« Cela fait deux ans, sept mois et huit jours que Saidou n’est plus là. » Boubou a continué son triste décompte depuis que nous l’avons rencontré, début mars. En juillet 2020, ce père de famille du quartier des Mazières, à Draveil (Essonne), a perdu son fils âgé de « 15 ans et demi » dans une rixe entre bandes. En visio, il a accepté de se remémorer cette journée tragique durant laquelle Saidou a perdu la vie pour un motif insensé : vivre aux Mazières et non aux Bergeries, l’autre cité de Draveil distante de quelques kilomètres.
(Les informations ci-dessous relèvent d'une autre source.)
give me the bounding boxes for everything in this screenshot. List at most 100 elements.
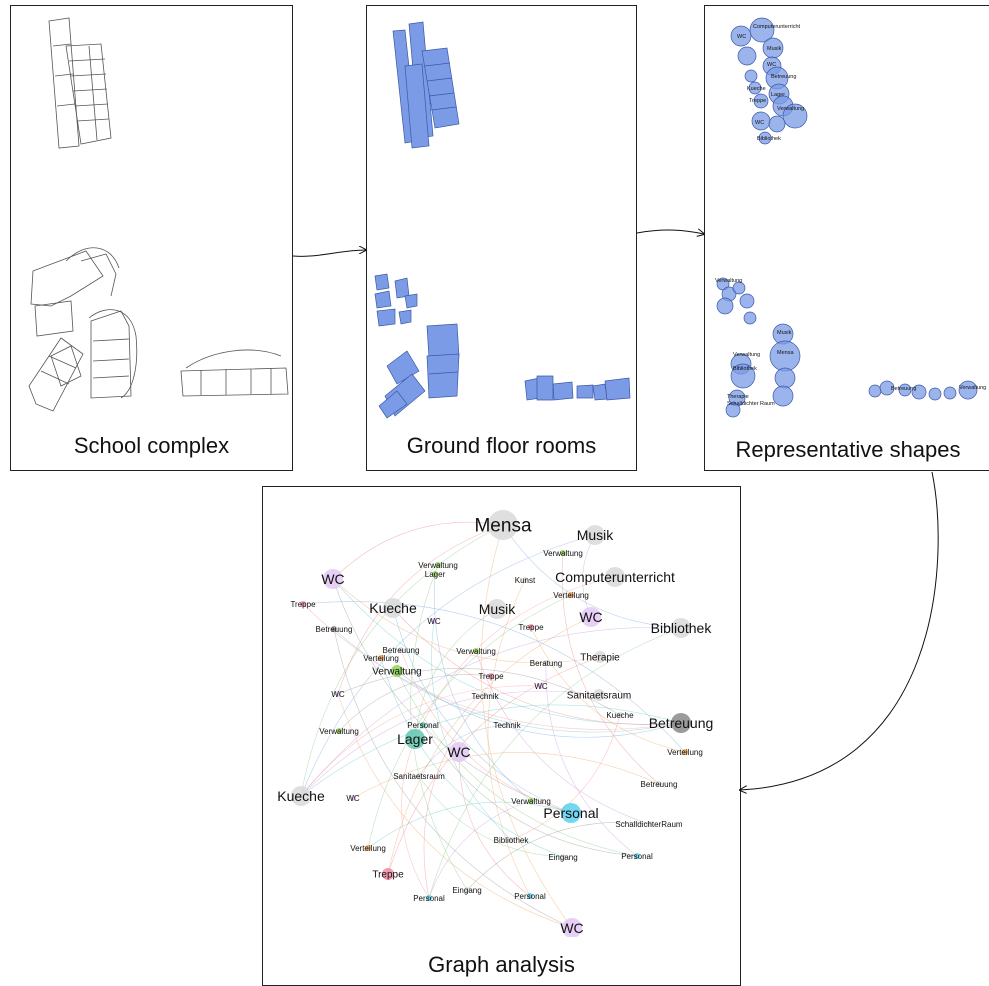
graph-node-label: Lager [397,731,433,747]
graph-node [482,693,488,699]
graph-node [335,691,341,697]
panel-title: Ground floor rooms [406,433,597,458]
rep-label: Schalldichter Raum [727,401,775,407]
graph-node-label: Therapie [580,653,620,664]
graph-node [671,713,691,733]
graph-node-label: Beratung [530,659,562,668]
graph-edge [414,608,498,740]
graph-edge [380,657,564,858]
graph-node [488,510,518,540]
graph-edge [428,800,532,899]
graph-node [398,647,404,653]
graph-node-label: Mensa [474,516,531,537]
graph-edge [561,552,660,785]
graph-edge [300,690,600,797]
graph-node-label: Technik [471,692,499,701]
graph-node-label: WC [331,690,345,699]
graph-node [528,624,534,630]
graph-node-label: Treppe [290,600,316,609]
graph-node-label: Kunst [515,576,536,585]
arrow-2 [636,230,704,234]
rep-label: WC [755,120,764,126]
rep-label: Mensa [777,350,794,356]
graph-node-label: WC [427,617,441,626]
graph-edge [337,693,573,929]
graph-edge [300,534,596,797]
graph-node-label: Treppe [478,672,504,681]
school-complex-panel: School complex [10,5,293,471]
graph-node [350,795,356,801]
graph-node-label: Bibliothek [651,620,713,636]
graph-edge [480,524,573,929]
graph-node [365,845,371,851]
graph-node [527,893,533,899]
graph-edge [487,579,531,897]
graph-edge [418,775,564,858]
graph-node [561,803,581,823]
graph-node [594,651,606,663]
graph-node [581,607,601,627]
graph-node-label: Musik [479,601,517,617]
rep-label: Bibliothek [757,136,781,142]
graph-node [323,569,343,589]
graph-edge [545,662,638,857]
graph-node [487,599,507,619]
graph-edge [337,524,504,695]
graph-edge [434,573,532,802]
graph-edge [302,601,686,753]
graph-node [560,550,566,556]
graph-edge [300,627,682,797]
graph-edge [332,578,601,664]
rep-label: Therapie [727,394,749,400]
graph-node-label: Verteilung [363,654,399,663]
rep-label: Verwaltung [715,278,742,284]
graph-node-label: WC [447,744,470,760]
rep-label: Musik [767,46,782,52]
graph-edge [300,685,542,797]
graph-node [382,868,394,880]
circle-shapes: Computerunterricht WC Musik WC Betreuung… [715,17,986,418]
graph-node [682,749,688,755]
graph-node-label: Kueche [369,600,417,616]
graph-node-label: Verwaltung [418,561,458,570]
graph-node [435,562,441,568]
graph-node-label: WC [560,920,583,936]
graph-node-label: Personal [514,892,546,901]
graph-edge [401,738,430,899]
graph-node [617,712,623,718]
ground-floor-panel: Ground floor rooms [366,5,637,471]
graph-node-label: Bibliothek [494,836,530,845]
graph-node-label: Verwaltung [456,647,496,656]
rep-label: WC [767,62,776,68]
graph-node-label: Personal [543,805,598,821]
graph-node [420,722,426,728]
rep-label: Lager [771,92,785,98]
graph-node [426,895,432,901]
graph-edge [418,724,508,777]
graph-node-label: Betreuung [383,646,420,655]
rep-label: Betreuung [891,386,916,392]
graph-node [605,567,625,587]
graph-node [391,665,403,677]
graph-node-label: Verwaltung [319,727,359,736]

Ce 29 juillet 2020, vers minuit, l’adolescent profite d’une douce soirée d’été sur le terrain de basket des Mazières. « Il a demandé à un copain de l’accompagner s’acheter à manger, raconte Boubou. Je l’ai appelé au téléphone, il m’a dit qu’il revenait dans cinq minutes. Il y avait 600 mètres à faire. Saidou est tombé sur des jeunes des Bergeries. Ils ont brisé les vitres de la voiture dans laquelle il était et l’ont poignardé. Il est mort au bout de 300 mètres. » Saidou s’effondre sur une pelouse, mortellement touché par arme blanche au dos. Il est minuit et quart.
« À cause du drame, je n’arrive pas à dormir, poursuit Boubou. De ma fenêtre, j’ai vue sur l’endroit où il est décédé, mais je n’arrive pas à regarder dans cette direction. » Comme à chaque rixe entre bandes, les esprits survoltés ont immédiatement suggéré une vengeance. Boubou a freiné leurs ardeurs. « Le samedi suivant, il y avait un dîner à la maison de quartier. J’ai dit aux jeunes : ça ne sert à rien de se venger. S’il vous plaît, laissez la justice faire son travail. Je ne veux pas voir une goutte de sang versée à cause de la mort de Saidou. »
Le frère de Saidou en détention après un « match retour »
L’enquête a été confiée à la police judiciaire de Versailles (Yvelines). Une reconstitution a récemment eu lieu. Selon nos informations, trois jeunes âgés de 22 à 26 ans sont actuellement détenus dans le cadre de cette affaire, qui pourrait être clôturée prochainement. Et ce alors que le grand frère de Saidou, Mamadou N., 31 ans, a été mis en examen pour « tentative de meurtre » et placé en détention provisoire pour ce « match retour ». Selon une source proche du dossier, le 11 septembre 2020, il aurait tenté de venger la mort de son petit frère en attaquant « Big Paul »une figure du quartier des Bergeries.
« Nous avons sollicité la jonction des deux procédures, réagit Maître Sarah Mauger-Poliak, l’avocate de la famille N. Il ne nous paraît pas possible d’appréhender le dossier dans sa globalité sans disposer de l’intégralité des deux volets. »
Saidou est le premier d’une série d’adolescents à avoir trouvé la mort dans une rixe entre bandes ces dernières années en Essonne. Après lui ont suivi Toumani, LilibelleArthur et Lucas. « On en a très peu parlé car c’était le premier, souligne Boubou. Lorsque le drame est arrivé, c’est la première fois que j’entendais parler des rixes. Je voulais quitter le quartier. Je cherche toujours à partir, d’ailleurs. On m’a proposé d’aller à Massy. Mais une semaine avant la mort de mon fils, il y a eu un mort dans une rixe là-bas (un jeune de 20 ans poignardé et tué par balles). Saidou adorait les Mazières. Il me disait que c’était calme, tranquille, qu’il n’y avait pas de problèmes. Son nom sur Facebook, c’était Saidou des Mazières. »
Le samedi 4 mars, Boubou a pris la parole en public lors du lancement, à Vigneux-sur-Seine, de l’association « Quartiers sans violence », dans laquelle il s’est engagé contre les rixes. « Son discours a touché l’assemblée, qui avait les larmes aux yeux, confie une maman présente ce soir-là. Même les jeunes y ont été sensibles. »
Malgré les appels au calme depuis l’été 2020, plusieurs rixes — dont certaines aux graves conséquences — ont à nouveau eu lieu dans le secteur. Un jeune de 20 ans a été percuté violemment par une voiture aux Bergeries en avril 2022. « Ça me fait mal de le savoir, réagit Boubou. Cette guerre des territoires dure depuis quinze ou vingt ans. Aller se bagarrer, ça sert à quoi ? Laisser d’autres parents dans la misère ? Ça ne me ramènera pas Saidou. » Boubou n’attend désormais plus qu’une chose : que « justice soit rendue » à son fils.